Cleve Jones, founder of the AIDS Memorial Quilt, will speak at Hope College on Thursday, March 30, at 7:30 p.m. at the Knickerbocker Theatre through the Student Congress Speaker Series.
Jones will tell how the AIDS Memorial Quilt started in the context of America's history with the AIDS pandemic and as part of the global fight against HIV/AIDS.
The public is invited. Admission is free.
Jones conceived the idea of the AIDS Memorial Quilt at a candlelight memorial for Harvey Milk in 1985 and created the first quilt panel in honor of his close friend Marvin Feldman in l987. Since then, the AIDS Memorial Quilt has grown to become the world's largest community arts project, memorializing the lives of more than 85,000 Americans killed by AIDS. The quilt also has affiliated organizations in 40 countries around the world which have adapted the concept to their own cultures to fight and raise awareness of HIV/AIDS.

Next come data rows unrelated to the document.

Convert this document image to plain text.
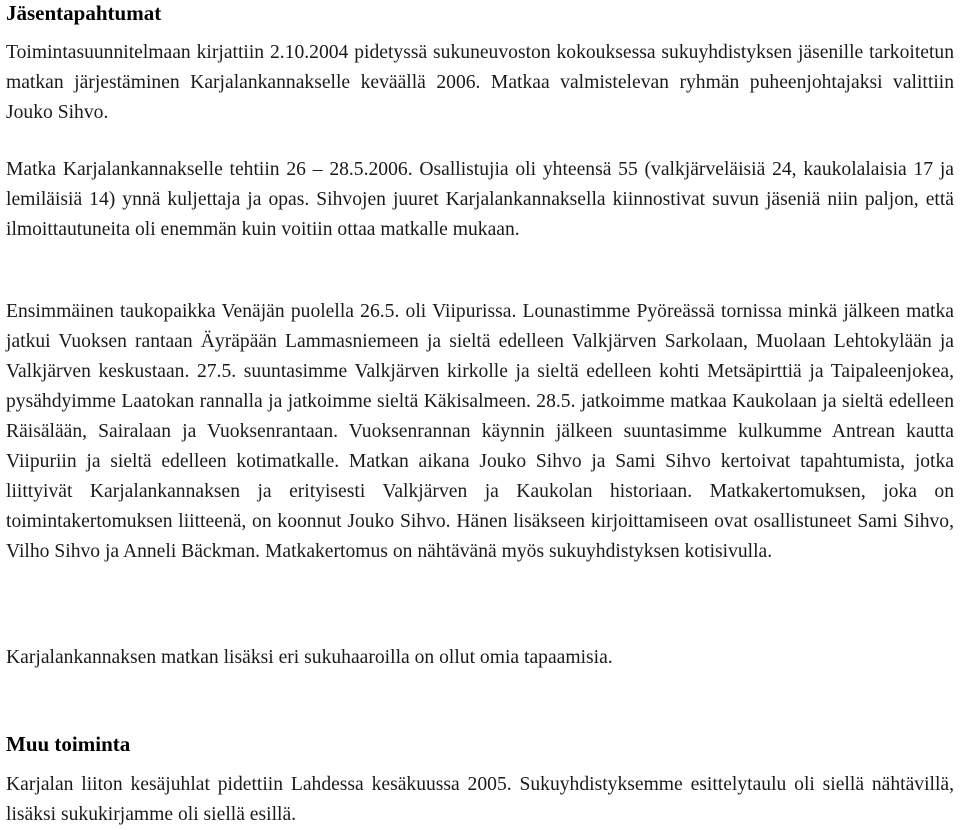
Jäsentapahtumat

Toimintasuunnitelmaan kirjattiin 2.10.2004 pidetyssä sukuneuvoston kokouksessa sukuyhdistyksen jäsenille tarkoitetun matkan järjestäminen Karjalankannakselle keväällä 2006. Matkaa valmistelevan ryhmän puheenjohtajaksi valittiin Jouko Sihvo.

Matka Karjalankannakselle tehtiin 26 – 28.5.2006. Osallistujia oli yhteensä 55 (valkjärveläisiä 24, kaukolalaisia 17 ja lemiläisiä 14) ynnä kuljettaja ja opas. Sihvojen juuret Karjalankannaksella kiinnostivat suvun jäseniä niin paljon, että ilmoittautuneita oli enemmän kuin voitiin ottaa matkalle mukaan.

Ensimmäinen taukopaikka Venäjän puolella 26.5. oli Viipurissa. Lounastimme Pyöreässä tornissa minkä jälkeen matka jatkui Vuoksen rantaan Äyräpään Lammasniemeen ja sieltä edelleen Valkjärven Sarkolaan, Muolaan Lehtokylään ja Valkjärven keskustaan. 27.5. suuntasimme Valkjärven kirkolle ja sieltä edelleen kohti Metsäpirttiä ja Taipaleenjokea, pysähdyimme Laatokan rannalla ja jatkoimme sieltä Käkisalmeen. 28.5. jatkoimme matkaa Kaukolaan ja sieltä edelleen Räisälään, Sairalaan ja Vuoksenrantaan. Vuoksenrannan käynnin jälkeen suuntasimme kulkumme Antrean kautta Viipuriin ja sieltä edelleen kotimatkalle. Matkan aikana Jouko Sihvo ja Sami Sihvo kertoivat tapahtumista, jotka liittyivät Karjalankannaksen ja erityisesti Valkjärven ja Kaukolan historiaan. Matkakertomuksen, joka on toimintakertomuksen liitteenä, on koonnut Jouko Sihvo. Hänen lisäkseen kirjoittamiseen ovat osallistuneet Sami Sihvo, Vilho Sihvo ja Anneli Bäckman. Matkakertomus on nähtävänä myös sukuyhdistyksen kotisivulla.

Karjalankannaksen matkan lisäksi eri sukuhaaroilla on ollut omia tapaamisia.

Muu toiminta

Karjalan liiton kesäjuhlat pidettiin Lahdessa kesäkuussa 2005. Sukuyhdistyksemme esittelytaulu oli siellä nähtävillä, lisäksi sukukirjamme oli siellä esillä.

Jones was born in West Lafayette, Ind., in l954. His career as an activist began in San Francisco during the l970s when he was befriended by pioneer gay rights leader Harvey Milk. Cleve worked as a student intern in Milk's office while studying political science at San Francisco State University. After Milk's assassination, along with San Francisco's Mayor George Moscone, in l978, Cleve returned to San Francisco to work in the district office of State Assemblyman Art Agnos. One of the first to recognize the threat of AIDS, Jones co-founded the San Francisco AIDS Foundation in l983.
He travels extensively throughout the United States and around the world, lecturing at high schools, colleges and universities.He has met with heads of state, including Presidents George Bush and Bill Clinton and former South African President Nelson Mandela.
Jones has served as a member of the International Advisory Board of the Harvard AIDS Institute, the National Board of Governors of Project Inform and the Board of Directors of the Foundation for AIDS and Immune Research. His best-selling memoir, "Stitching a Revolution," was published by HarperCollins in April 2000. His work has been featured on "60 Minutes," "Nightline," "Charlie Rose," "Good Morning America," "Oprah," "National Public Radio," and many other television and radio programs.
Jones's visit is being sponsored by the college's Student Congress, and supported through other Hope student organizations and departments including the President's Office and the Office of the Dean of Students.
The Student Speaker Series debuted with author Alex Haley on Jan. 30, 1992. Others featured through the years have included actor Danny Glover and actor/director Felix Justice; comedian and talk show host Bertice Berry; author James Malinchak; former principal Joe Clark, inspiration for the film "Lean on Me"; attorney Robert F. Kennedy Jr. on environmental issues; writer Maya Angelou; author Jack Thompson, a leading anti-entertainment industry litigator; author David Kushner; presidential speech writer and lawyer Ben Stein; and peace activist Arun Gandhi.
Jones is the second of two speakers presented by the series this year. Dr. Robert Bullard spoke on environmental justice and racism on Wednesday, March 1.
The Knickerbocker Theatre is located in downtown Holland at 86 E. 8th St.